Are Airbnb hosts about to lose the tax break on income from renting out rooms in their home? Maybe.

Currently, individuals can earn up to £7,500 from letting out a room without paying any tax. The benefit - known as rent-a-room relief - is potentially under threat for short term lets following an announcement from the Government in 2017 that said it would consult on proposals to redesign rent-a-room relief to ensure it is “better targeted to support longer-term lettings”.

The government could use it to clamp down on people using spare rooms to generate income on the likes of Airbnb and Spareroom.
In the Treasury paper there are no specific proposals, but plenty of leading questions such as ‘Do you think that there should be differences in eligibility for rent-a-room relief according to type of letting activity, purpose or length?’

A change to the rules would be a huge blow to the tens of thousands of homeowners who currently take advantage of the tax break by offering short-term lets to people taking mini-breaks. In some cases a room may be let for a single night or weeks at a time.
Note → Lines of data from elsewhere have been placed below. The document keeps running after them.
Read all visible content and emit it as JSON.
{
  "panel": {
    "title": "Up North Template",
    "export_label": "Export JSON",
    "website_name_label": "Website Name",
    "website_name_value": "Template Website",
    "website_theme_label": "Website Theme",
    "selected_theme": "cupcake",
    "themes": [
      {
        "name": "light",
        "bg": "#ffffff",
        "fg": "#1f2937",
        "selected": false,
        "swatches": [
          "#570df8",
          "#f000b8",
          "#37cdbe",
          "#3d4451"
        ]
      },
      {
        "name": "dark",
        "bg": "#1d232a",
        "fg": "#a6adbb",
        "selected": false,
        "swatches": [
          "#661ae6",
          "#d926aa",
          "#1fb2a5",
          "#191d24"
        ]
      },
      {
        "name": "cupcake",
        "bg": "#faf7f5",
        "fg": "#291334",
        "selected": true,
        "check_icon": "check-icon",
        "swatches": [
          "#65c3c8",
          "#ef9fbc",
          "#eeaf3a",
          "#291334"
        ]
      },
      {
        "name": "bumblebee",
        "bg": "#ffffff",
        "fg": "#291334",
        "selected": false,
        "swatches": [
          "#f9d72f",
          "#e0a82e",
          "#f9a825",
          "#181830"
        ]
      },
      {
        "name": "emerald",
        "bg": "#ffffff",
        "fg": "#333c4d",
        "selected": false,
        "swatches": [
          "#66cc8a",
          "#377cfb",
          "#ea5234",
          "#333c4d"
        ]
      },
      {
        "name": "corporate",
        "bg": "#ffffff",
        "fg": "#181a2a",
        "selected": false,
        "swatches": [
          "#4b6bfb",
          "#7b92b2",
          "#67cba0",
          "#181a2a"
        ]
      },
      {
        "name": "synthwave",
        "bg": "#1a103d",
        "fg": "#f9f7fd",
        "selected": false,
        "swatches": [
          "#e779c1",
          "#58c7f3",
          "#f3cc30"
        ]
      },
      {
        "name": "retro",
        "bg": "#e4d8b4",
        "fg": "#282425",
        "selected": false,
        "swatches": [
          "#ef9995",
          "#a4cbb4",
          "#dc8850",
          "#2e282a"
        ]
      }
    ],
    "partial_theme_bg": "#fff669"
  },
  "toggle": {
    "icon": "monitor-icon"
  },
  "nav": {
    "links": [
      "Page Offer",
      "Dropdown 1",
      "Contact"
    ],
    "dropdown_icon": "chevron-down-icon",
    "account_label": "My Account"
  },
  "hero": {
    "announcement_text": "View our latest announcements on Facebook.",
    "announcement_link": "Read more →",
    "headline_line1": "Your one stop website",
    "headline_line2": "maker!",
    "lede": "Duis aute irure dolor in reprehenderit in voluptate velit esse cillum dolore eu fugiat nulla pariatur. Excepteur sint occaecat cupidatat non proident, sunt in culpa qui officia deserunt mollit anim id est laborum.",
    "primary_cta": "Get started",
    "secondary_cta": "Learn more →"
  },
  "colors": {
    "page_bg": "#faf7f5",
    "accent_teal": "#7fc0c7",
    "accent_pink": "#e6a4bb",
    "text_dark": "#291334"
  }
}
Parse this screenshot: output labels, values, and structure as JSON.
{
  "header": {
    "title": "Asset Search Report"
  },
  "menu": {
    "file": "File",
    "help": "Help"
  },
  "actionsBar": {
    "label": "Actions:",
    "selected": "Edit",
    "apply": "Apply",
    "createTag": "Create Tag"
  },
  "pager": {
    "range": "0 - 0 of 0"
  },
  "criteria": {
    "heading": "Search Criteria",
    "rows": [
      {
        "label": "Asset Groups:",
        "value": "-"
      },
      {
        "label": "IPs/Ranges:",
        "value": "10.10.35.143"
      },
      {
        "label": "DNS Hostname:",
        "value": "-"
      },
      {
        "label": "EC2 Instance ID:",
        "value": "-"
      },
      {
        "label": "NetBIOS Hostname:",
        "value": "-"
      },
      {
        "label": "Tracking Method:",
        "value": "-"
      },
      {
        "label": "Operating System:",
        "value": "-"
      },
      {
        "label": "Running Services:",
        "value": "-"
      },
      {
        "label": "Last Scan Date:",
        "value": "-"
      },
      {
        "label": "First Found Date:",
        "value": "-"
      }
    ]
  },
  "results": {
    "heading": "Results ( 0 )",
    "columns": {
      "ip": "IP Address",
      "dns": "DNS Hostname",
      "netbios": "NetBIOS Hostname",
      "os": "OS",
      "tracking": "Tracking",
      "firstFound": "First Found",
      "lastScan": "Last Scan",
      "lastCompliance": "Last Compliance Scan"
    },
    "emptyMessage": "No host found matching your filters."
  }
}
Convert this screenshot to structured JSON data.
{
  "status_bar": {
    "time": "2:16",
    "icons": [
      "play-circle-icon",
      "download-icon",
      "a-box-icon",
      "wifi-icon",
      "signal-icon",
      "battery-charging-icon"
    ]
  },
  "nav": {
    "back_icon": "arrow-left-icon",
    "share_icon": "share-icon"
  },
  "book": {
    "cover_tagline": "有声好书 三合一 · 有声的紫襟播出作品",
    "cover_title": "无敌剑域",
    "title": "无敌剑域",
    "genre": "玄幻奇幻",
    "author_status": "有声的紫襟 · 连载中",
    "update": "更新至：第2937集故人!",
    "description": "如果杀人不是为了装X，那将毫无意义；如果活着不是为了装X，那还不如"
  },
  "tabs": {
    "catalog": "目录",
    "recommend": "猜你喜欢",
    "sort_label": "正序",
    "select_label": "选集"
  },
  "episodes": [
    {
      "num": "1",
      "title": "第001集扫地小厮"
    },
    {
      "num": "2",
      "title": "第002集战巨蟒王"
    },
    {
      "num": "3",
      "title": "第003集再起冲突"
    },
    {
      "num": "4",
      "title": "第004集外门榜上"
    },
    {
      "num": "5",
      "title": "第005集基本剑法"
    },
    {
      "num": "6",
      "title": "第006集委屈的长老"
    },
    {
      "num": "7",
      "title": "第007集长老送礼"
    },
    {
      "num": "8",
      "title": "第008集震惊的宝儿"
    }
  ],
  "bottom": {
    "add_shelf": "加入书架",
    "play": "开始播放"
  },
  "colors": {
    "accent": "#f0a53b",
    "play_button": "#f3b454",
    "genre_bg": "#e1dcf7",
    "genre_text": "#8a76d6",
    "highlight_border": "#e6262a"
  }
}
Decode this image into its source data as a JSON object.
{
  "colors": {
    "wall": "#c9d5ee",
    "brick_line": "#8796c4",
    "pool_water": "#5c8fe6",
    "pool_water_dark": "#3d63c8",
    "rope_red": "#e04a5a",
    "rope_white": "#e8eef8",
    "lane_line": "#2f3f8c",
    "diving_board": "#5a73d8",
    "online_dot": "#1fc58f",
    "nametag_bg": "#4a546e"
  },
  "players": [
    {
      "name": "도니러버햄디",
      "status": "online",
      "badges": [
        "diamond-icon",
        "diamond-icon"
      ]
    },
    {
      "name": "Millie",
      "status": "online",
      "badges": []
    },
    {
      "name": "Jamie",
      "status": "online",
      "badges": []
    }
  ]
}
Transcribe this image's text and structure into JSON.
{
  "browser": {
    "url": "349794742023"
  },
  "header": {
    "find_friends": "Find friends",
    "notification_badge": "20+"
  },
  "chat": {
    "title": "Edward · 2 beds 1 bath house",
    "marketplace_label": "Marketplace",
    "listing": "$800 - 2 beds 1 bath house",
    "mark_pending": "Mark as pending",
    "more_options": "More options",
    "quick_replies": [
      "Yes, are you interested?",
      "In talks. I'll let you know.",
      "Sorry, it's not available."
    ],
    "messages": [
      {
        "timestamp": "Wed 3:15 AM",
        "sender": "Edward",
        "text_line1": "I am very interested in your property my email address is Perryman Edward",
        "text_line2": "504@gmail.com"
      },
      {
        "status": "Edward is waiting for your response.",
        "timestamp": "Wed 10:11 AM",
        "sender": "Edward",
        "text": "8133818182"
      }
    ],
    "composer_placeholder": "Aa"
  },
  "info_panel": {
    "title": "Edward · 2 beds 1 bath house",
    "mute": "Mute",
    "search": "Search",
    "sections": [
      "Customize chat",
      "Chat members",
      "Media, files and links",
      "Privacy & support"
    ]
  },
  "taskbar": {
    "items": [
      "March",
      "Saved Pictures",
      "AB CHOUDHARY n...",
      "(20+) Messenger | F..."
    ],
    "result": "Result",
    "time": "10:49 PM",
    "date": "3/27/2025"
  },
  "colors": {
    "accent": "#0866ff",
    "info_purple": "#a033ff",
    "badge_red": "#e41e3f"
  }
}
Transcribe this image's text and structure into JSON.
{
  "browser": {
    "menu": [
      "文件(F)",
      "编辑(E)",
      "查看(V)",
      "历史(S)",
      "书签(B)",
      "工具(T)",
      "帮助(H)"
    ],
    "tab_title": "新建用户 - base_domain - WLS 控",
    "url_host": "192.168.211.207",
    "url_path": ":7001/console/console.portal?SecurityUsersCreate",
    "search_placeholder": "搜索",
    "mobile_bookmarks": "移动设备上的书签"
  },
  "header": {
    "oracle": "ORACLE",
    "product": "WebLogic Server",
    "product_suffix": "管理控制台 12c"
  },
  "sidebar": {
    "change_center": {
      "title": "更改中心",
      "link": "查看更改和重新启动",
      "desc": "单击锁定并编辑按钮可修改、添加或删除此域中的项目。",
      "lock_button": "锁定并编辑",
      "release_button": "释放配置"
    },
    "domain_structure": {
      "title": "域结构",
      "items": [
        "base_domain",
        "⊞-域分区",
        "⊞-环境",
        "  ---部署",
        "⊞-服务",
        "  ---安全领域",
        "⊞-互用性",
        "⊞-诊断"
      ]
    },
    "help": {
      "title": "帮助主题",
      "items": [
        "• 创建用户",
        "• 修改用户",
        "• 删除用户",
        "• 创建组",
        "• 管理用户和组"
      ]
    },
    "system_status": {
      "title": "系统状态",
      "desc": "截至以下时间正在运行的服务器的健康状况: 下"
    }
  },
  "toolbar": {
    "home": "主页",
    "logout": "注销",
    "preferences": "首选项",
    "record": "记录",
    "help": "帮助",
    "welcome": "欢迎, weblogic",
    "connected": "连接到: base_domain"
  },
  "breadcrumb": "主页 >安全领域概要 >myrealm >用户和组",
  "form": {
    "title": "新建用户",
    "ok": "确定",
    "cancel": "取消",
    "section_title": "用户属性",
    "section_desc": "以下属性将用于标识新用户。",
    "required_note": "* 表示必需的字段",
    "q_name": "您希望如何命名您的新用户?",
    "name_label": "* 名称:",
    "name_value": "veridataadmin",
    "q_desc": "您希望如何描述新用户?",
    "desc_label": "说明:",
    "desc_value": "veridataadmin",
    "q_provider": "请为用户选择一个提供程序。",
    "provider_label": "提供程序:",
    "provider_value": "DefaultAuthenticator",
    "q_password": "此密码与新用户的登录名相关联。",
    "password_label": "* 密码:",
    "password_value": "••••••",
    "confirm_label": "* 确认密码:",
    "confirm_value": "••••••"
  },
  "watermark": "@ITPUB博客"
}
It is particularly lucrative for those who live near popular sporting events such as Wimbledon Tennis Championship, Henley Royal Regatta or Royal Ascot races.

In April 2016, the Government increased the relief, meaning hosts could earn up to £7,500 - more than the average room rental cost in every region of the UK, according to HMRC. The previous threshold was £4,250.

Results of the consultation, due to end in late February, are expected in the Spring Statement so we probably won’t have any firm rule changes until Budget 2018.

Paula Steele, managing partner at John Lamb Financial Planning, says: “There are already restrictions to the tax breaks available for properties that qualify as furnished holiday lettings. For instance, a property must be available for holidaymakers for at least 210 days in a year.

There are, at present, no such restrictions on the rent-a-room scheme.

“We are expecting new requirements being introduced such as a minimum length of stay.”